Pelosi demands Congress codify Roe v. Wade to protect the ‘right’ of abortion

Democrats recently lashed out at the U.S. Supreme Court after it refused to block a new pro-life law in Texas that protects children from abortion when their heartbeat can be detected.

Among those who are completely freaking out over the life-saving, Republican-led legislation is House Speaker Nancy Pelosi (D-CA), as she has now vowed to go after Texas and demanded that Roe v. Wade be codified. 

The historic legislation went into effect on Wednesday and, in part, allows residents to sue anyone who facilitated an abortion after a certain point. While some have argued this would permit rapists to sue their victims for attempting to abort, the bill’s text clearly says otherwise.

Pelosi gets dramatic

Section 171.206.(b)(1) prohibits “the initiation of a cause of action against or the prosecution of a woman on whom an abortion is performed or induced or attempted to be performed or induced.”

According to the Washington Examiner, Pelosi complained that the new Texas law represents “the most extreme, dangerous abortion ban in half a century.”

“Its purpose is to destroy Roe v. Wade, and even refuses to make exceptions for cases of rape and incest,” the speaker said. “This ban necessitates codifying Roe v. Wade.”

According to Fox News, congressional Democrats are pushing legislation known as the “Women’s Health Protection Act,” which would create a federal right to abortion in all 50 states.

Pelosi calls SCOTUS “cowardly”

In addition to going after the law itself, Pelosi also took aim at the high court, saying, “The Supreme Court’s cowardly, dark-of-night decision to uphold a flagrantly unconstitutional assault on women’s rights and health is staggering.”

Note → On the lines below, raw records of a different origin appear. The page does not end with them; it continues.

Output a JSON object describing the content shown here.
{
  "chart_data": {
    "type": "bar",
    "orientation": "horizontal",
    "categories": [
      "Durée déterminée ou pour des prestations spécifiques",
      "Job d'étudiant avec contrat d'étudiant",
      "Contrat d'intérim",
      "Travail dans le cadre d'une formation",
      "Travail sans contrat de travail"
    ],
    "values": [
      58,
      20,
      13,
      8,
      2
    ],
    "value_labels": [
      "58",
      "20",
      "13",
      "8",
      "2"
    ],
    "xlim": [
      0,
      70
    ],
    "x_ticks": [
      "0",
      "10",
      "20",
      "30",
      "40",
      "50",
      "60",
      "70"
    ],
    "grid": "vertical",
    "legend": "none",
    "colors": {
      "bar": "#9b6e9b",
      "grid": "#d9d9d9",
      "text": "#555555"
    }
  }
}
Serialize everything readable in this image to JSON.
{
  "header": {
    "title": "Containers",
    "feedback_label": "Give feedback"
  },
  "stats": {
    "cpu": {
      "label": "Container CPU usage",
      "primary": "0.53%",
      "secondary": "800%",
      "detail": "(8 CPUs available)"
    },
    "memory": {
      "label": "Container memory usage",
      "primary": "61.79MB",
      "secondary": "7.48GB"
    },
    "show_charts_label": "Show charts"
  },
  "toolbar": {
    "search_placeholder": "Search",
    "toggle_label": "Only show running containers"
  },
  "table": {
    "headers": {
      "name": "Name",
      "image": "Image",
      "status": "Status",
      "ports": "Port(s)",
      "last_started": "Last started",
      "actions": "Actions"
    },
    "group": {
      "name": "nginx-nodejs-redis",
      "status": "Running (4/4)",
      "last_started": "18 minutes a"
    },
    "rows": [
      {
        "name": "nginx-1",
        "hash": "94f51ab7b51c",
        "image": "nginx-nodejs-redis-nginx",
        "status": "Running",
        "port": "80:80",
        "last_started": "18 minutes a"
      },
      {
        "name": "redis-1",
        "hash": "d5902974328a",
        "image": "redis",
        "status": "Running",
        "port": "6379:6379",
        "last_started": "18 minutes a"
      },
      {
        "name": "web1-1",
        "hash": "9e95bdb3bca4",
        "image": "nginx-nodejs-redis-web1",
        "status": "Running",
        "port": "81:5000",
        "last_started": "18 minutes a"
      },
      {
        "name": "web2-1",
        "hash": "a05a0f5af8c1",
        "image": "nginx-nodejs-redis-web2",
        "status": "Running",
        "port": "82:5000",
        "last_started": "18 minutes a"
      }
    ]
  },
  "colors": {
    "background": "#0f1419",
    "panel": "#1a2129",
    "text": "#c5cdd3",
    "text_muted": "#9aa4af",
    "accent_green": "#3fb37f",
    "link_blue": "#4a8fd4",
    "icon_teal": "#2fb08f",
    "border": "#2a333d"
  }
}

Pelosi added: “That this radically partisan Court chose to do so without a full briefing, oral arguments, or providing a full, signed opinion is shameful.”

She went on to reference a challenge to Mississippi’s late-term abortion ban that the Supreme Court has agreed to hear, demanding that it “uphold, as Justice Sotomayor wrote in her dissent, ‘its constitutional obligations to protect not only the rights of women, but also the sanctity of its precedents and of the rule of law.'”

In fact, the Supreme Court’s five conservative members have not upheld the law but simply refused to issue an order to keep it from being enforced while the matter is being litigated.

“In particular, this order is not based on any conclusion about the constitutionality of Texas’s law, and in no way limits other procedurally proper challenges to the Texas law, including in Texas state courts,” the justices wrote.